IEEE Comput Graph Appl. 2021 Jul-Aug;41(4):52-63. doi: 10.1109/MCG.2021.3068035. Epub 2021 Jul 15.
This article presents a hybrid animation approach that combines example-based and neural animation methods to create a simple, yet powerful animation regime for human faces. Example-based methods usually employ a database of prerecorded sequences that are concatenated or looped in order to synthesize novel animations. In contrast to this traditional example-based approach, we introduce a light-weight auto-regressive network to transform our animation-database into a parametric model. During training, our network learns the dynamics of facial expressions, which enables the replay of annotated sequences from our animation database as well as their seamless concatenation in new order. This representation is especially useful for the synthesis of visual speech, where coarticulation creates interdependencies between adjacent visemes, which affects their appearance. Instead of creating an exhaustive database that contains all viseme variants, we use our animation-network to predict the correct appearance. This allows realistic synthesis of novel facial animation sequences like visual-speech but also general facial expressions in an example-based manner.

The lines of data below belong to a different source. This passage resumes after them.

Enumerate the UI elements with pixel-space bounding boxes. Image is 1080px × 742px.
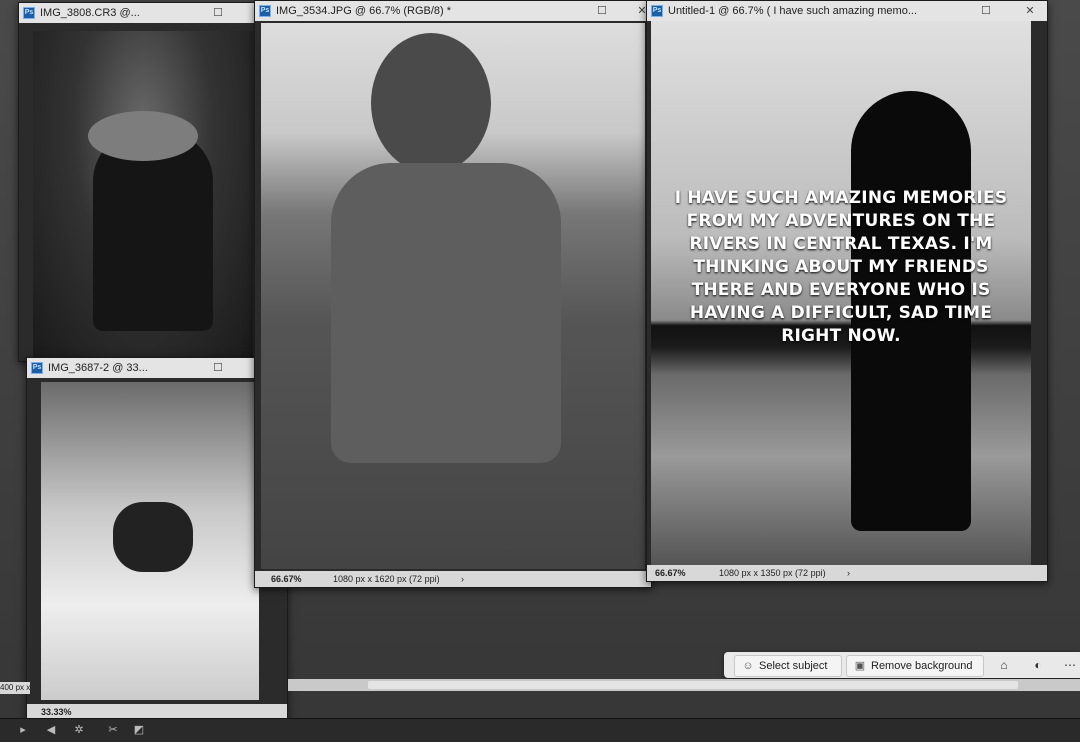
photo-subject-head bbox=[371, 33, 491, 173]
contextual-task-bar: ☺ Select subject ▣ Remove background ⌂ ◐ ⋯ bbox=[724, 652, 1080, 678]
document-dimensions: 1080 px x 1350 px (72 ppi) bbox=[719, 568, 826, 578]
close-icon[interactable]: ✕ bbox=[1021, 1, 1039, 21]
photo-silhouette-river: I HAVE SUCH AMAZING MEMORIES FROM MY ADV… bbox=[651, 21, 1031, 565]
window-titlebar[interactable]: Ps IMG_3808.CR3 @... ☐ bbox=[19, 3, 257, 23]
window-titlebar[interactable]: Ps Untitled-1 @ 66.7% ( I have such amaz… bbox=[647, 1, 1047, 21]
cowboy-hat bbox=[88, 111, 198, 161]
maximize-icon[interactable]: ☐ bbox=[593, 1, 611, 21]
window-title: IMG_3534.JPG @ 66.7% (RGB/8) * bbox=[276, 5, 452, 17]
scrollbar-thumb[interactable] bbox=[368, 681, 1018, 689]
window-titlebar[interactable]: Ps IMG_3534.JPG @ 66.7% (RGB/8) * ☐ ✕ bbox=[255, 1, 651, 21]
chevron-right-icon[interactable]: › bbox=[847, 565, 850, 581]
photo-subject bbox=[113, 502, 193, 572]
settings-icon[interactable]: ✲ bbox=[72, 723, 86, 737]
photoshop-icon: Ps bbox=[651, 5, 663, 17]
window-title: IMG_3687-2 @ 33... bbox=[48, 362, 148, 374]
quote-overlay-text: I HAVE SUCH AMAZING MEMORIES FROM MY ADV… bbox=[674, 188, 1008, 346]
document-window-untitled[interactable]: Ps Untitled-1 @ 66.7% ( I have such amaz… bbox=[646, 0, 1048, 582]
play-icon[interactable]: ▸ bbox=[16, 723, 30, 737]
document-dimensions-cut: 400 px x bbox=[0, 682, 30, 694]
photo-boy-sitting bbox=[261, 23, 645, 569]
audio-icon[interactable]: ◀ bbox=[44, 723, 58, 737]
transform-icon[interactable]: ⌂ bbox=[994, 655, 1014, 675]
document-window-img3687[interactable]: Ps IMG_3687-2 @ 33... ☐ 33.33% bbox=[26, 357, 288, 721]
image-icon: ▣ bbox=[854, 660, 866, 672]
maximize-icon[interactable]: ☐ bbox=[209, 3, 227, 23]
document-window-img3534[interactable]: Ps IMG_3534.JPG @ 66.7% (RGB/8) * ☐ ✕ 66… bbox=[254, 0, 652, 588]
document-dimensions: 1080 px x 1620 px (72 ppi) bbox=[333, 574, 440, 584]
photo-boy-in-river bbox=[41, 382, 259, 700]
window-title: IMG_3808.CR3 @... bbox=[40, 7, 140, 19]
document-window-img3808[interactable]: Ps IMG_3808.CR3 @... ☐ bbox=[18, 2, 258, 362]
status-bar: 66.67% 1080 px x 1350 px (72 ppi) › bbox=[647, 565, 1047, 581]
photoshop-icon: Ps bbox=[23, 7, 35, 19]
photo-subject bbox=[93, 131, 213, 331]
photoshop-icon: Ps bbox=[31, 362, 43, 374]
person-icon: ☺ bbox=[742, 660, 754, 672]
chevron-right-icon[interactable]: › bbox=[461, 571, 464, 587]
timeline-bar: ▸ ◀ ✲ ✂ ◩ bbox=[0, 718, 1080, 742]
remove-background-button[interactable]: ▣ Remove background bbox=[846, 655, 984, 677]
window-title: Untitled-1 @ 66.7% ( I have such amazing… bbox=[668, 5, 917, 17]
transition-icon[interactable]: ◩ bbox=[132, 723, 146, 737]
adjustment-icon[interactable]: ◐ bbox=[1028, 655, 1048, 675]
photo-subject-body bbox=[331, 163, 561, 463]
select-subject-button[interactable]: ☺ Select subject bbox=[734, 655, 842, 677]
scissors-icon[interactable]: ✂ bbox=[106, 723, 120, 737]
window-titlebar[interactable]: Ps IMG_3687-2 @ 33... ☐ bbox=[27, 358, 287, 378]
zoom-level[interactable]: 66.67% bbox=[655, 565, 686, 581]
maximize-icon[interactable]: ☐ bbox=[977, 1, 995, 21]
horizontal-scrollbar[interactable] bbox=[288, 679, 1080, 691]
status-bar: 66.67% 1080 px x 1620 px (72 ppi) › bbox=[255, 571, 651, 587]
photoshop-icon: Ps bbox=[259, 5, 271, 17]
maximize-icon[interactable]: ☐ bbox=[209, 358, 227, 378]
photo-cowboy-hat bbox=[33, 31, 253, 357]
zoom-level[interactable]: 66.67% bbox=[271, 571, 302, 587]
more-options-icon[interactable]: ⋯ bbox=[1060, 655, 1080, 675]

本文提出了一种混合动画方法,结合基于实例和神经动画方法,为人脸创建一个简单而强大的动画系统。基于实例的方法通常使用预先录制的序列数据库进行拼接或循环,以合成新的动画。与这种传统的基于实例的方法不同,我们引入了一个轻量级的自回归网络,将我们的动画数据库转换为参数模型。在训练过程中,我们的网络学习面部表情的动态,这使得可以从我们的动画数据库中重放注释的序列,并以新的顺序无缝拼接它们。这种表示对于视觉语音的合成特别有用,在视觉语音中,协同发音会在相邻的元音之间产生相互依赖关系,从而影响它们的外观。我们不是创建一个包含所有元音变体的详尽数据库,而是使用我们的动画网络来预测正确的外观。这允许以基于实例的方式真实地合成新的面部动画序列,如视觉语音,也可以合成一般的面部表情。